LONDON — Statkraft AS, Norway’s state-owned power company, said it plans to plow as much as 60 billion kroner ($8.1 billion) into renewable energy around the world in the coming years after the government boosted its funding.
Norway’s parliament on Dec. 11 approved a government proposal to boost the equity of the parent company Statkraft SF by 5 billion kroner, the company said today in a statement on its website. The Ministry of Trade, Industry and Fisheries will also cut the dividend it gets from Statkraft by another 5 billion kroner from 2016 through 2018, it said.

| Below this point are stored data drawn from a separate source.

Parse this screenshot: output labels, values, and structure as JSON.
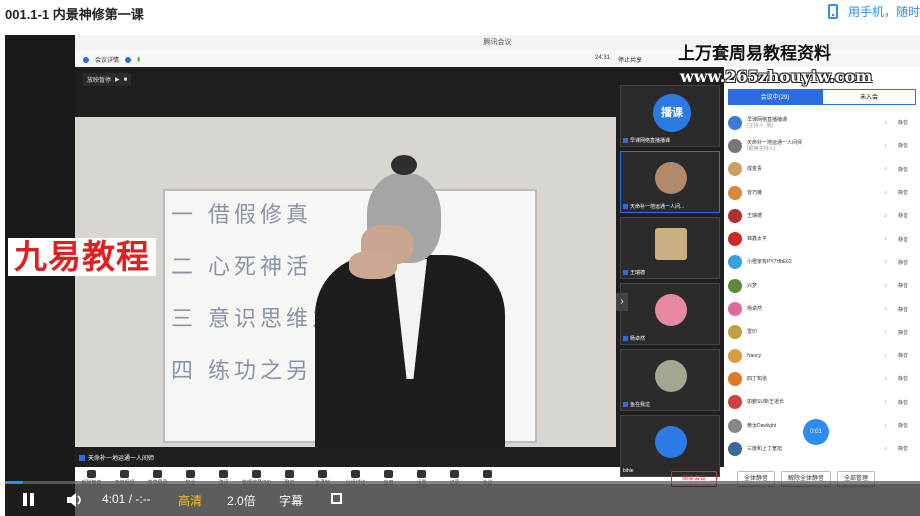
{
  "page": {
    "title": "001.1-1 内景神修第一课",
    "mobile_link": "用手机，随时"
  },
  "meeting": {
    "window_title": "腾讯会议",
    "info_label": "会议详情",
    "timer": "24:31",
    "share_label": "停止共享",
    "share_chip": "放映暂停",
    "speaker": "天命补一地运通一人间师",
    "tag_bar_left": "语音中心"
  },
  "watermark": {
    "left": "九易教程",
    "right_line1": "上万套周易教程资料",
    "right_line2": "www.265zhouyiw.com"
  },
  "board_lines": [
    "一 借假修真",
    "二 心死神活",
    "三 意识思维之",
    "四 练功之另"
  ],
  "thumbnails": [
    {
      "name": "早课网络直播播课",
      "label": "播课"
    },
    {
      "name": "天命补一地运通一人间..."
    },
    {
      "name": "王瑞德"
    },
    {
      "name": "杨卓然"
    },
    {
      "name": "鱼在我這"
    },
    {
      "name": "bihle"
    }
  ],
  "panel": {
    "tabs": [
      "会议中(29)",
      "未入会"
    ],
    "participants": [
      {
        "name": "早课网络直播播课",
        "sub": "(主持人, 我)",
        "color": "#3a7bd5",
        "mute": "静音"
      },
      {
        "name": "天命补一地运通一人间师",
        "sub": "(联席主持人)",
        "color": "#777",
        "mute": "静音"
      },
      {
        "name": "成金贵",
        "sub": "",
        "color": "#c9a060",
        "mute": "静音"
      },
      {
        "name": "曾巧娥",
        "sub": "",
        "color": "#d9883a",
        "mute": "静音"
      },
      {
        "name": "王瑞德",
        "sub": "",
        "color": "#b03030",
        "mute": "静音"
      },
      {
        "name": "锦鑫太平",
        "sub": "",
        "color": "#cc2a2a",
        "mute": "静音"
      },
      {
        "name": "小橙家有PY7HbE62",
        "sub": "",
        "color": "#3aa0e0",
        "mute": "静音"
      },
      {
        "name": "兴梦",
        "sub": "",
        "color": "#5a8a3a",
        "mute": "静音"
      },
      {
        "name": "杨卓然",
        "sub": "",
        "color": "#e06aa0",
        "mute": "静音"
      },
      {
        "name": "雪印",
        "sub": "",
        "color": "#c0a040",
        "mute": "静音"
      },
      {
        "name": "Nancy",
        "sub": "",
        "color": "#d6a040",
        "mute": "静音"
      },
      {
        "name": "四丁知道",
        "sub": "",
        "color": "#e07a20",
        "mute": "静音"
      },
      {
        "name": "如鹏SU新王道长",
        "sub": "",
        "color": "#d04040",
        "mute": "静音"
      },
      {
        "name": "黄汝Dawlight",
        "sub": "",
        "color": "#888",
        "mute": "静音"
      },
      {
        "name": "三度和上丁宽旭",
        "sub": "",
        "color": "#3a6a9a",
        "mute": "静音"
      }
    ],
    "buttons": [
      "全体静音",
      "解除全体静音",
      "全部管理"
    ]
  },
  "meeting_toolbar": [
    "解除静音",
    "开启视频",
    "共享屏幕",
    "安全",
    "邀请",
    "管理成员(29)",
    "聊天",
    "云录制",
    "分组讨论",
    "应用",
    "设置",
    "记录",
    "会议"
  ],
  "leave_button": "结束会议",
  "badge": "0:01",
  "player": {
    "time": "4:01 / -:--",
    "quality": "高清",
    "speed": "2.0倍",
    "subtitle": "字幕",
    "progress": 0.02
  }
}
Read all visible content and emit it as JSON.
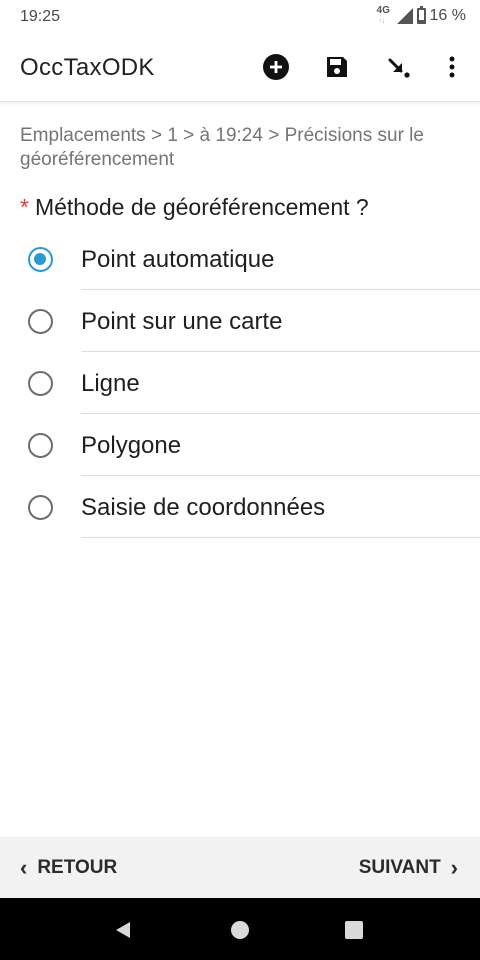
{
  "status_bar": {
    "time": "19:25",
    "network": "4G",
    "battery_text": "16 %",
    "battery_level": 0.16
  },
  "app_bar": {
    "title": "OccTaxODK",
    "icons": [
      "add-circle-icon",
      "save-icon",
      "jump-to-icon",
      "more-vert-icon"
    ]
  },
  "breadcrumb": "Emplacements > 1 > à 19:24 > Précisions sur le géoréférencement",
  "question": {
    "required_mark": "*",
    "label": "Méthode de géoréférencement ?"
  },
  "options": [
    {
      "label": "Point automatique",
      "selected": true
    },
    {
      "label": "Point sur une carte",
      "selected": false
    },
    {
      "label": "Ligne",
      "selected": false
    },
    {
      "label": "Polygone",
      "selected": false
    },
    {
      "label": "Saisie de coordonnées",
      "selected": false
    }
  ],
  "navigation": {
    "back_label": "RETOUR",
    "next_label": "SUIVANT"
  },
  "colors": {
    "accent": "#2a9bd2",
    "required": "#e53935"
  }
}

The cash will enable Statkraft to leverage more capital in the market and make investments totaling as much as 60 billion kroner, mainly in wind and hydropower projects, the company said. It’s operating in countries from Peru to India.
“We are working on concrete projects in all countries where we operate,” Chief Executive Officer Christian Rynning- Toennesen said in the statement. “The projects are primarily within hydropower and wind power, but we are also exploring opportunities within solar energy and biomass.”
Statkraft said it’s invested more than 27 billion kroner in renewable power projects since 2010. Statkraft said it plans next year to make investment decisions on the the 162-megawatt Rapay hydropower project in Peru and the Fosen/Snillfjord wind power plan in Norway. It’s also working with Tata Power Co. on plans to develop a 420-megawatt hydropower project in India, and is examining hydro and wind options in Brazil.